At best, the new Quartet statement will create a new focal point for attention. The Israeli-Palestinian conflict, the Quartet leaders must believe, needs something to deal with. For months we had the UN. Now the UN process is bogged down with political bureaucracy while the search is on the find what will keep the parties busy next. The Palestinians are lobbying for nine “yea” votes in the Security Council so that the US will be forced to use its veto. Israel and the US are doing their own lobbying with the 15 Security Council members to keep the issue from coming to a vote and, when it does, to try to assure at least seven countries vote against Palestine state membership in the UN.

BOTH PARTIES are fully aware that the American presidential race has begun and that Barack Obama is busy trying to save his job, mostly by trying to save the US (and global) economy while having to deal with a Congress which rejects every legislative initiative he presents.

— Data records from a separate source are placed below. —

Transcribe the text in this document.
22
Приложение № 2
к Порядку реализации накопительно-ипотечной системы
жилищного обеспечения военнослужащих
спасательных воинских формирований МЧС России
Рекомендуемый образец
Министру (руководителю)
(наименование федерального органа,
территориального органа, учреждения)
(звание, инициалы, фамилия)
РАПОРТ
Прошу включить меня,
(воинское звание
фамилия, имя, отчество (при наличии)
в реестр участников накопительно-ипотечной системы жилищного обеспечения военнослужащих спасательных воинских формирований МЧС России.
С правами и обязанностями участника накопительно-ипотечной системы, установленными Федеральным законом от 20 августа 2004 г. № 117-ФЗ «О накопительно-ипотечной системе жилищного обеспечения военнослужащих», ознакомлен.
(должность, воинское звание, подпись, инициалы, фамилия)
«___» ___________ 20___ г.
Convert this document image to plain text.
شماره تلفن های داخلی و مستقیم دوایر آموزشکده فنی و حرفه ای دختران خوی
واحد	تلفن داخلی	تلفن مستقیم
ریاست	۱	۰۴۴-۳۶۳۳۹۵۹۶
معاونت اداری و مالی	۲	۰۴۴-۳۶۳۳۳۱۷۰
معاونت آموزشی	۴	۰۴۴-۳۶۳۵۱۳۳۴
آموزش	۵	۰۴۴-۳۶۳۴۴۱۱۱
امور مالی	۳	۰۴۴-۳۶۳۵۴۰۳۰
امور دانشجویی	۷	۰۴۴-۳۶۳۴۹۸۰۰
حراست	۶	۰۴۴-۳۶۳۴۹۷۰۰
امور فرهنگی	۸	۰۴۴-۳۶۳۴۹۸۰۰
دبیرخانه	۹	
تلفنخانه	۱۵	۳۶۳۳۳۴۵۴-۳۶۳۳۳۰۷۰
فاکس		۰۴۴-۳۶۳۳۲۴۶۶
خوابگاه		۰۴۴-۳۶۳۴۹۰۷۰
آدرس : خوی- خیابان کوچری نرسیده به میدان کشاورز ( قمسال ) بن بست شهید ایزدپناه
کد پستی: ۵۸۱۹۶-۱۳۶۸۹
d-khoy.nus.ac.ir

The American house is deeply divided and Obama is viewed in America as a weak and disappointing president, and even weaker in the international community when it comes to dealing with global problems. Europe’s attention is also focused inward with the Eurozone in danger of breaking apart and several key economies on the verge of collapse. Russia is not very interested in really playing a peacemaking role between Israel and Palestine; it has been proposing to hold an international conference in Moscow for at least six years and will probably continue that line for years to come. The Quartet’s special envoy is close to being declared a persona non grata by the Palestinians as he is seen as supporting the Israeli position and lately has been accused (rightly or wrongly) of having an affair with an Israeli businesswoman. Both Abbas and Netanyahu are keenly aware that the Quartet has no real mechanism to apply pressure, or even to mediate between them.

At a time when these two leaders enjoy more popular support at home than ever before, oddly there is little confidence in both of their societies in their ability to deliver anything on the most important issue that they have to deal with. In this political environment, locally and internationally, it is impossible to publicly negotiate Israeli-Palestinian peace. It is possible to generate a lot of attention, to create headlines in the local papers every day and to provide a sideshow for the international press from time to time while the rest of the world deals with other problems.

It is true that without a strong US president, finalizing and implementing an Israeli-Palestinian peace deal will be almost impossible. Time is not on the side of peace. The US is neutralized until after the November 2012 elections (if Obama wins, and until after January 2013 if he does not). After the US elections, Israel will move into elections frenzy (if elections are not advanced). Can the current status quo last until then? Personally I doubt it. Time does not stand still in this conflict.

What is needed more than ever before, and perhaps the only avenue left for avoiding the eventual breakdown into another round of violence is a secret track of direct Israeli-Palestinian negotiations. That will only happen when the two leaders come to terms with the reality that they have absolutely no other better option to not negotiating with each other. Because both men know that there can be no peace without negotiations, because they know that the calm will not last indefinitely, because they know there is no other strategic alternative to protect the national interests of their people, they have to return to the negotiating table. These two popular leaders can use their leadership and their popularity to do what they both know must be done, or they can continue to say “yes, but.”

The writer is the founder and co-director of IPCRI, the Israel Palestine Center for Research and Information, he hosts a weekly radio show in Hebrew on All for Peace radio, and a voluntary columnist for The Jerusalem Post.